Nonalcoholic fatty liver disease (NAFLD) encompasses various conditions such as simple fatty liver disease (SFL), nonalcoholic steatohepatitis (NASH), cirrhosis, and liver fibrosis [1]. NAFLD is characterized by autophagy, hepatocyte apoptosis, and subsequent collagen deposition, recently also known as metabolic dysfunction-associated steatotic liver disease (MASLD) [2]. Hepatocyte autophagy and apoptosis are affected by metabolic reprogramming, where the ecto-nucleotide pyrophosphatase/phosphodiesterase (ENPP) family is vital [3]. Indeed, a dysregulated ENPP family may impair cellular functions, including autophagy and apoptosis. However, the molecular mechanisms of the ENPP family in NAFLD and hepatocyte phenotypes remain poorly understood at the molecular level.
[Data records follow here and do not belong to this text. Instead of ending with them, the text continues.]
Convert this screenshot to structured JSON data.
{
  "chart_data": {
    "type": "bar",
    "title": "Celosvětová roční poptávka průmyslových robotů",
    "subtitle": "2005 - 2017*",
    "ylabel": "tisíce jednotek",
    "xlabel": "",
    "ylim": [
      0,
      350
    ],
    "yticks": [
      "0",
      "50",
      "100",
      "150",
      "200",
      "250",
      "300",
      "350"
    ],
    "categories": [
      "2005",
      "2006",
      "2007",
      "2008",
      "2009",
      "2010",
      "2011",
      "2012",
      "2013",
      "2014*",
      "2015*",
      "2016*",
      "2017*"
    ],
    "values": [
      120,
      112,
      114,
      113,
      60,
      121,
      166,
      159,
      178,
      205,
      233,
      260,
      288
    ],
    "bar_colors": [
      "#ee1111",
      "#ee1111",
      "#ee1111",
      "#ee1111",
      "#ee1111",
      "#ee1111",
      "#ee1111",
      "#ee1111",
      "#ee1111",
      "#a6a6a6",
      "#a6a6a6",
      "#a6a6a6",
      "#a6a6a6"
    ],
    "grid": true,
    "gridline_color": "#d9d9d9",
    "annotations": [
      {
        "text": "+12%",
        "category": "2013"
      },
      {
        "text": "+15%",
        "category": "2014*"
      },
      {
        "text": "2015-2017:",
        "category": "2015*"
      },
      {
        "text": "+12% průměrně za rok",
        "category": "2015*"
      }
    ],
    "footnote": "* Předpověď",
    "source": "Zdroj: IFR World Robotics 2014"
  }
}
Currently, little is known about the roles of ENPP family genes in NAFLD. ENPP family members (ENPP1-7) have been implicated in key biological and pathophysiological processes, including nucleotide [4] and phospholipid signaling [5], fibrotic diseases [6], and tumor-associated immune cell infiltration [7]. Ecto nucleotide pyrophosphate (ENPP1) is an energy metabolism factor crucial in lipid metabolism disorders [8]. ENPP1 plays an important role in heart physiology and pathology by regulating various crucial cellular events, including autophagy and differentiation [9]. Similar to heart disease, NAFLD exhibits abnormal autophagic characteristics. However, whether ENPP1 regulates hepatocyte phenotype, thereby regulating NAFLD liver fibrosis, is yet to be determined.

The dysregulation of ENPP1 expression may be linked to epigenetic mechanisms. TET proteins belong to a novel class of DNA demethylases that oxidize 5-methylcytosine (5 mC) to 5-hydroxymethylcytosine (5hmC), which is subsequently converted into unmethylated cytosine [10]. Although much is known about the role of TETs in cancer development [11], little is known about their function and mechanism in NAFLD liver fibrosis, despite the altered expression of TETs having been noted in fibrotic liver diseases [12]. This study makes a novel contribution to the literature by describing how ENPP1 expression and TET3 are related and how they may lead to NAFLD liver fibrosis and hepatocyte autophagy.

This study aimed to find how ENPP1 expression is involved in NAFLD liver fibrosis and the precise mechanism between TET3 and ENPP1 in hepatocyte autophagy.